2. Processing difficulty: high hardness requires special tools, and the interlayer temperature needs to be controlled during welding to avoid carbide precipitation.

3. The core value of 310S lies in its dual tolerance to "high temperature + corrosion", making it an irreplaceable material choice in the above fields.

310H vs 310S

Stainless steel 310H (UNS S31009) and 310S (UNS S31008) belong to the austenitic heat-resistant stainless steel series. The main difference lies in the carbon content and high-temperature performance, so the application areas are different.

1. Composition and performance differences:

Stainless steel 310H (UNS S31009):

1. Carbon content: 0.04–0.10% (enhanced high temperature strength);

2. High temperature performance: strong creep resistance, high endurance strength;

3. Weldability: need to be cautious (high carbon can easily lead to sensitization);

Stainless steel 310S (UNS S31008):

1. Carbon content: ≤0.08% (better corrosion resistance);

2. High temperature performance: good oxidation resistance, but low high temperature strength;

3. Weldability: easier to weld (low carbon reduces carbide precipitation)
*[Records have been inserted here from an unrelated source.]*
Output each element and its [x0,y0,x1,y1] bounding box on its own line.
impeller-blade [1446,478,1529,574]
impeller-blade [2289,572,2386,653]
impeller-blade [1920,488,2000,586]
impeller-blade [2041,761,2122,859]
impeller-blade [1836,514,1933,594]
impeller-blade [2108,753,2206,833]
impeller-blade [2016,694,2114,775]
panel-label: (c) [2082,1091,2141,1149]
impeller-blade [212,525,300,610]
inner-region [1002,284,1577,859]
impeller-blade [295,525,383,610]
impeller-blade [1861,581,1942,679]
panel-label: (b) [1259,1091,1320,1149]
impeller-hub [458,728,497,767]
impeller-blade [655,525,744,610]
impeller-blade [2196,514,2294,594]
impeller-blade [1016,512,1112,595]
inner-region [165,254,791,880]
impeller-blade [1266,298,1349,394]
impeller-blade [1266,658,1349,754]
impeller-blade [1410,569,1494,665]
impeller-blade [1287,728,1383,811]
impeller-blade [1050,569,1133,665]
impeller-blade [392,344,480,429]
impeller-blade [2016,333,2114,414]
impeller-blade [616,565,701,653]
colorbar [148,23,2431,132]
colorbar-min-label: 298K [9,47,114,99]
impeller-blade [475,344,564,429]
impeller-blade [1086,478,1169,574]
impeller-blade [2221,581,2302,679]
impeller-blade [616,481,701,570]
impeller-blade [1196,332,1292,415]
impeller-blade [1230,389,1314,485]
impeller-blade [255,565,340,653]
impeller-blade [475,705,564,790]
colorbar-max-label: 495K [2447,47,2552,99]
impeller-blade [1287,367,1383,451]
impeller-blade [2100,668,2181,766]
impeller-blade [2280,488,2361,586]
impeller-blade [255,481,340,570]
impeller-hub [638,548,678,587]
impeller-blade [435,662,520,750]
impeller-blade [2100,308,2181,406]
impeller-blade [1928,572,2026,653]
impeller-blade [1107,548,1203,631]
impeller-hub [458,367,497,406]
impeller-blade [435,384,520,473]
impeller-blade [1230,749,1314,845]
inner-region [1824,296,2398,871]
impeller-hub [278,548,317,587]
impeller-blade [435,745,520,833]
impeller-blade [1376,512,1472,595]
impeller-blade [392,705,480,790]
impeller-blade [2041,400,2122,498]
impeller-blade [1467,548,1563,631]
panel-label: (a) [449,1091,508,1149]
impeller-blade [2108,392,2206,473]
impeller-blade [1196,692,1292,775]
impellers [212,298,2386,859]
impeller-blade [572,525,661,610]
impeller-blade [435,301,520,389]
2. Application field comparison

Typical applications of 310H

High temperature pressure-bearing parts:

Petrochemical industry: cracking furnace tubes, converter parts (need to withstand high temperature + stress).

Power industry: boiler burners, superheater tubes (operating temperature can reach 1100°C).

Heat treatment equipment: high temperature furnace rollers, muffle tanks (need to resist creep).

Key requirements: maintain structural strength in long-term high temperature environments (such as >800°C).

Typical applications of 310S

Anti-oxidation but low-stress environments:

Food industry: oven liner, baking molds (resistant to high temperature oxidation, no need for high mechanical strength).

Chemical containers: corrosive medium storage tanks (low carbon reduces the risk of intergranular corrosion).

General heat-resistant parts: heat exchanger pipes, flue linings (temperature ≤1000°C).

Key requirements: corrosion resistance, easy forming or welding, and low high temperature stress scenarios.

3. Selection recommendations

Choose 310H: when the equipment needs to withstand mechanical loads for a long time at high temperatures (such as furnace tubes, support parts).

Choose 310S: when anti-oxidation/corrosion is the main focus, or welding processing is required (such as containers, non-pressure-bearing parts).

Note: 

Under extremely high temperatures (>1000°C), the oxidation resistance of the two is similar, but the strength advantage of 310H is more significant.

Summary

The difference between 310H and 310S is essentially the choice of "strength first" and "corrosion resistance/process first", which needs to be determined according to the temperature, stress and processing requirements of the specific working conditions.